Insurance, an industry formed in the distant past, is regulated by states. The cornerstone of the regulation is to assure that the issuer of insurance has sufficient capital (reserves) available to satisfy policy-holders claims, even in a case of widespread disaster. Often insurance companies contract for reinsurance to supplement their capital. As well, they ration their exposure to certain markets that might lead to common disasters that would otherwise overwhelm their ability to sustain losses.

Credit default swaps are a form of insurance, and - here is the key - they are unregulated and unsupervised except by the participants. They involve contracts between the issuer and a party to a contract (party A) to provide payment in cases when the party with whom A has made the contract is unable to pay or suffers a credit rating downgrade below a level specified in the agreement with the person seeking assurance of creditworthiness. For instance, a company that invests in a company holding mortgages, gets insurance to guarantee that the investment will be covered if the value of the assets falls below the money it has on the line.

No one other than the parties place requirements limiting the exposure of either the seller or purchaser of the credit default swap to a particular category of risk, or indeed of the necessary capital or reserves as well as reinsurance contracts required to sustain losses occasioned by market changes or financial events.

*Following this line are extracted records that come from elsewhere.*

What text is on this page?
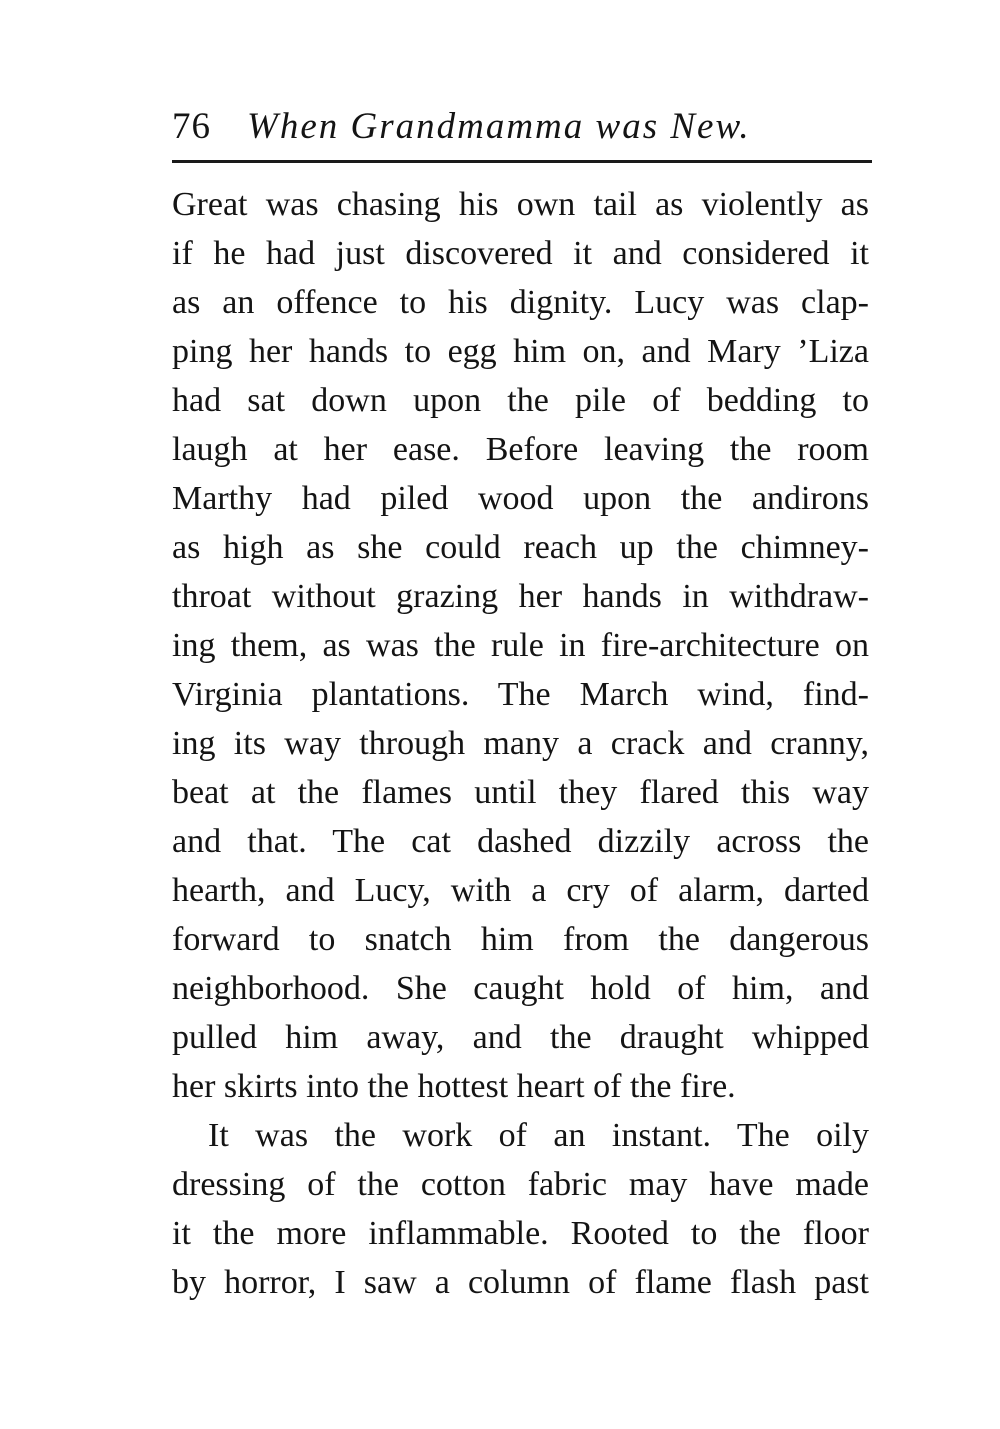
76 When Grandmamma was New.
Great was chasing his own tail as violently as
if he had just discovered it and considered it
as an offence to his dignity. Lucy was clap-
ping her hands to egg him on, and Mary ’Liza
had sat down upon the pile of bedding to
laugh at her ease. Before leaving the room
Marthy had piled wood upon the andirons
as high as she could reach up the chimney-
throat without grazing her hands in withdraw-
ing them, as was the rule in fire-architecture on
Virginia plantations. The March wind, find-
ing its way through many a crack and cranny,
beat at the flames until they flared this way
and that. The cat dashed dizzily across the
hearth, and Lucy, with a cry of alarm, darted
forward to snatch him from the dangerous
neighborhood. She caught hold of him, and
pulled him away, and the draught whipped
her skirts into the hottest heart of the fire.
It was the work of an instant. The oily
dressing of the cotton fabric may have made
it the more inflammable. Rooted to the floor
by horror, I saw a column of flame flash past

This very lack of information is demonstrated by the fact that after a $61 billion infusion to the insurance company AIG, the Treasury and Federal Reserve had to ask for more public money for their financial salvage operation to account for anticipated losses not countenanced either by the capital resources originally available to AIG or by supplemented amounts available after the initial infusion.

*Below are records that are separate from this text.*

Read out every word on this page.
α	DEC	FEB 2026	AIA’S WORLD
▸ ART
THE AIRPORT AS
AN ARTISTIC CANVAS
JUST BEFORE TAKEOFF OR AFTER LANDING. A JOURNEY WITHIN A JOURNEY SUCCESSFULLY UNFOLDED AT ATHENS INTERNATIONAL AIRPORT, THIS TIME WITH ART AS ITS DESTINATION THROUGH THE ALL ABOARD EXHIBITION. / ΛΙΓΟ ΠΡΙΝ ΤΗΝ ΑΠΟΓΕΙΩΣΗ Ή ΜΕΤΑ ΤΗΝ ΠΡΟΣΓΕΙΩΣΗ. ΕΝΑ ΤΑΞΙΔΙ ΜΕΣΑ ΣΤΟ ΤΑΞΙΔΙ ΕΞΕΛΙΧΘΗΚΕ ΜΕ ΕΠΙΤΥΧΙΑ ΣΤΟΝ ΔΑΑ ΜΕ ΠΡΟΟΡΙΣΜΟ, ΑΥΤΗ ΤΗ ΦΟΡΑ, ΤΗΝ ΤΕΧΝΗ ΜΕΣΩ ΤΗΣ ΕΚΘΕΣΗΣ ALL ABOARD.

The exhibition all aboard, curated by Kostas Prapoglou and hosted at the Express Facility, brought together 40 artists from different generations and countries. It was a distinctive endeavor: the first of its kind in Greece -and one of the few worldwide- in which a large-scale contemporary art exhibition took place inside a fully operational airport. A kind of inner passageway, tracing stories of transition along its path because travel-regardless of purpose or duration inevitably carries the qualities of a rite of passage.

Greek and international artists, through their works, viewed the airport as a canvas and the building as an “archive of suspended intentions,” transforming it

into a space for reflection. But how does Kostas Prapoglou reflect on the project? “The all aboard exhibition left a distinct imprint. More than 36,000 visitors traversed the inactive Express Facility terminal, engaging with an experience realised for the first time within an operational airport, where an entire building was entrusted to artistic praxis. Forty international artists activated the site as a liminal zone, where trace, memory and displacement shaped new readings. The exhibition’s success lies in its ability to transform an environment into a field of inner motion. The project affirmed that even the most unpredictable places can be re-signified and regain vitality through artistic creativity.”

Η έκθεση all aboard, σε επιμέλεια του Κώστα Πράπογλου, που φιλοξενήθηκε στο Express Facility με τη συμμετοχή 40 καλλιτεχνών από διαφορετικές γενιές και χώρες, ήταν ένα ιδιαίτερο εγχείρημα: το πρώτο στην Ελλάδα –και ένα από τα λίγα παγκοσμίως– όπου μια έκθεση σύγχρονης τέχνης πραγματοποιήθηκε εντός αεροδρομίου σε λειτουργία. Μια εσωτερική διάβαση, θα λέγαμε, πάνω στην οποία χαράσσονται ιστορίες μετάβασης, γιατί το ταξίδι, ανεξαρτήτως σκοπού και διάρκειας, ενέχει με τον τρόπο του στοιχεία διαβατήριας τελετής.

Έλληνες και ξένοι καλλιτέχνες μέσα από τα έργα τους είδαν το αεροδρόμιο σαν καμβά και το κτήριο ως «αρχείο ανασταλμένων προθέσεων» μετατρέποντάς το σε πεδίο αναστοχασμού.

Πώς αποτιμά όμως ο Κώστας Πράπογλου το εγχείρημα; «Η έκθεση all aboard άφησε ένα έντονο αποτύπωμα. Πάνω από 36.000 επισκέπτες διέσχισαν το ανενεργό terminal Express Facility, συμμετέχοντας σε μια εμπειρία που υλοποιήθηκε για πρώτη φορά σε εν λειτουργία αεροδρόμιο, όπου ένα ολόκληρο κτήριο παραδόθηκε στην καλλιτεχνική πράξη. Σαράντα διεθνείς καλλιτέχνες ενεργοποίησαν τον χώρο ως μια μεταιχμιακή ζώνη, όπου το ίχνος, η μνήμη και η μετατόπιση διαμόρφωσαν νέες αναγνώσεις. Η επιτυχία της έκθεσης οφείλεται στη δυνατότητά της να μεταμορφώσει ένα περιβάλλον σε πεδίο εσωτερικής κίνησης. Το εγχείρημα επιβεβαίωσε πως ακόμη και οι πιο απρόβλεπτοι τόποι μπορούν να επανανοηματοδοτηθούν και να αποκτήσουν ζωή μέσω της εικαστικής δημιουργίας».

Given the role of these instruments in global markets, many have long called for regulation and oversight. These have always been opposed by financial gurus and public figures such as Alan Greenspan. His affinity and those of his fellow political conservatives for unregulated markets have arrived face to face with the current disastrous circumstances.

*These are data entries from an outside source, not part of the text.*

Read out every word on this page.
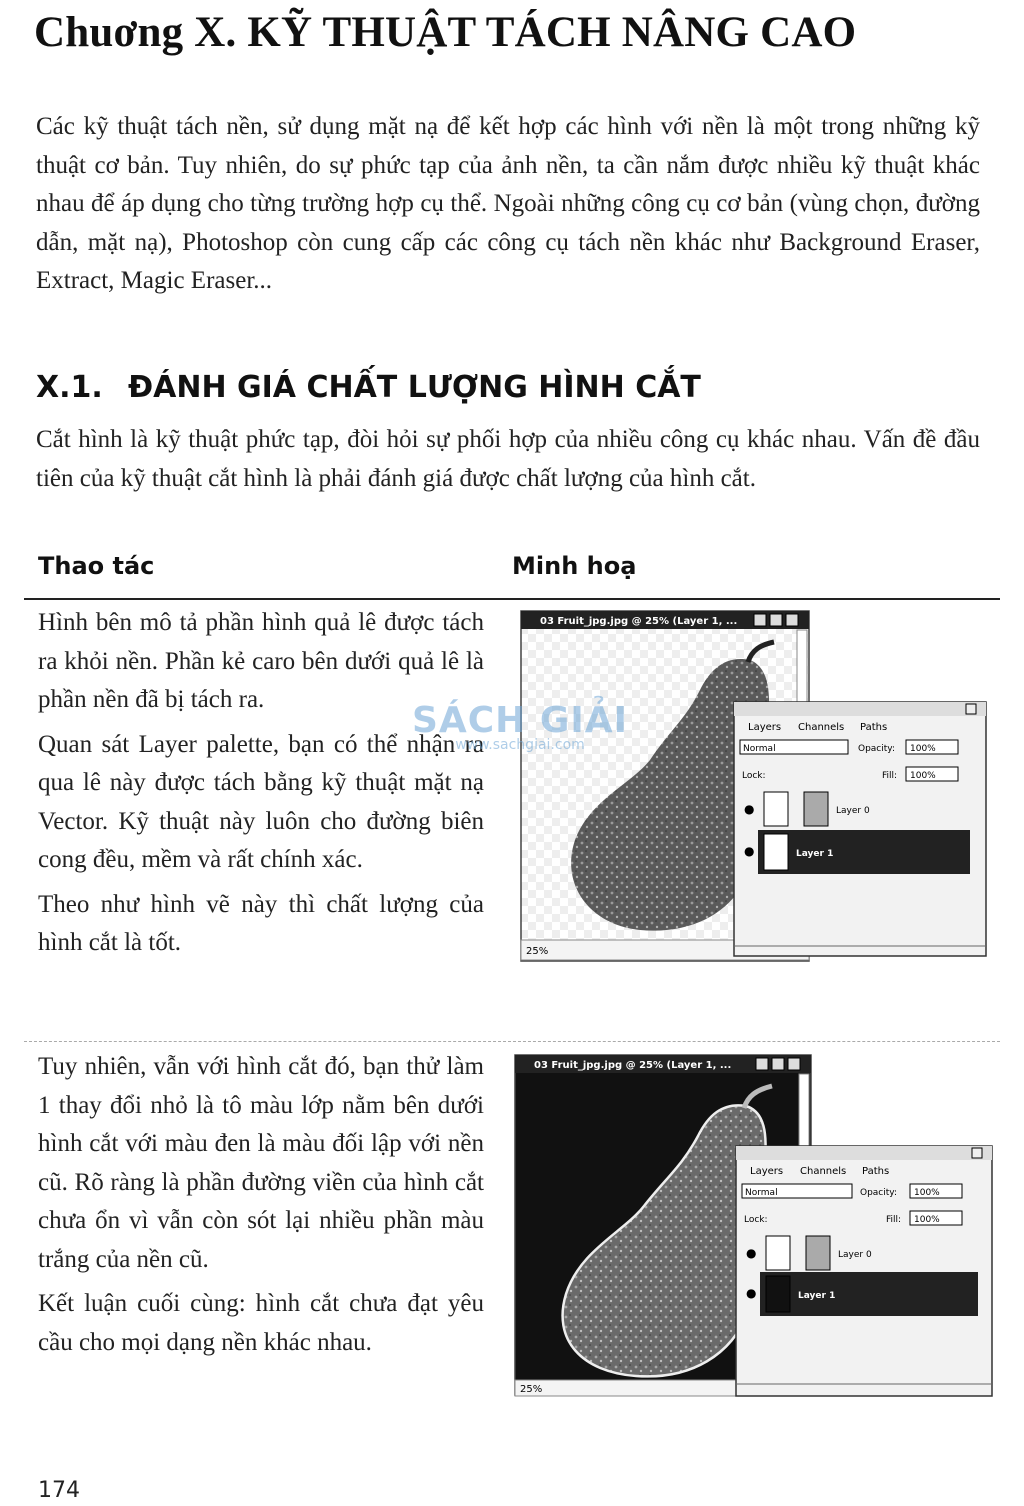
Chuơng X. KỸ THUẬT TÁCH NÂNG CAO
Các kỹ thuật tách nền, sử dụng mặt nạ để kết hợp các hình với nền là một trong những kỹ thuật cơ bản. Tuy nhiên, do sự phức tạp của ảnh nền, ta cần nắm được nhiều kỹ thuật khác nhau để áp dụng cho từng trường hợp cụ thể. Ngoài những công cụ cơ bản (vùng chọn, đường dẫn, mặt nạ), Photoshop còn cung cấp các công cụ tách nền khác như Background Eraser, Extract, Magic Eraser...
X.1. ĐÁNH GIÁ CHẤT LƯỢNG HÌNH CẮT
Cắt hình là kỹ thuật phức tạp, đòi hỏi sự phối hợp của nhiều công cụ khác nhau. Vấn đề đầu tiên của kỹ thuật cắt hình là phải đánh giá được chất lượng của hình cắt.
Thao tác	Minh hoạ

Hình bên mô tả phần hình quả lê được tách ra khỏi nền. Phần kẻ caro bên dưới quả lê là phần nền đã bị tách ra.

Quan sát Layer palette, bạn có thể nhận ra qua lê này được tách bằng kỹ thuật mặt nạ Vector. Kỹ thuật này luôn cho đường biên cong đều, mềm và rất chính xác.

Theo như hình vẽ này thì chất lượng của hình cắt là tốt.

Tuy nhiên, vẫn với hình cắt đó, bạn thử làm 1 thay đổi nhỏ là tô màu lớp nằm bên dưới hình cắt với màu đen là màu đối lập với nền cũ. Rõ ràng là phần đường viền của hình cắt chưa ổn vì vẫn còn sót lại nhiều phần màu trắng của nền cũ.

Kết luận cuối cùng: hình cắt chưa đạt yêu cầu cho mọi dạng nền khác nhau.

03 Fruit_jpg.jpg @ 25% (Layer 1, ...
25%
Layers Channels Paths
Normal	Opacity: 100%
Lock:	Fill: 100%
●	Layer 0
●	Layer 1
SÁCH GIẢI
www.sachgiai.com
03 Fruit_jpg.jpg @ 25% (Layer 1, ...
25%
Layers Channels Paths
Normal	Opacity: 100%
Lock:	Fill: 100%
●	Layer 0
●	Layer 1
174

This is not to minimize the naïve willingness of countless financial institutions including Fannie Mae and Freddie Mac in purchasing obligations guaranteed by these instruments without prudent investigation into their soundness. The financial losses and public suffering that will be visited on many Americans as well as citizens of a variety of our international trading partners and financial customers are still difficult to quantify.

We have here the consequence of cowboy capitalism allowed to run wild by "public servants" sustained by political contributions and the blandishments of financial highbinders.

In Missouri, the Kool-Aid has been consumed as well. Under the administration of Gov. Matt Blunt, the same attitude of lax or non-regulation has invaded the Insurance Division, as market supervision has relaxed and been deeded to the very companies that have so often proved incapable of regulating themselves.  We are at the point of revisiting the circumstances that led to the New Deal regulatory reform of the 1930s, albeit with Credit Default Swaps instead of the long forgotten manipulations that characterized the stock market prior to its crash in 1929.  The lesson is that the techniques may vary but the motivation to game good sense persists.

What is the solution?

Comprehensive regulation and oversight wherever the possibility of wide-spread public hurt stemming from the unregulated private marketplace exists. It may at times be inconvenient and it will always be disparaged as a characteristic of a nanny-state. However, its absence has now been felt in spades by the proverbial little people who have joined a few of the privileged facing the loss of their financial sustenance.

John Roach is a lawyer who has long been involved in transportation and other civic issues.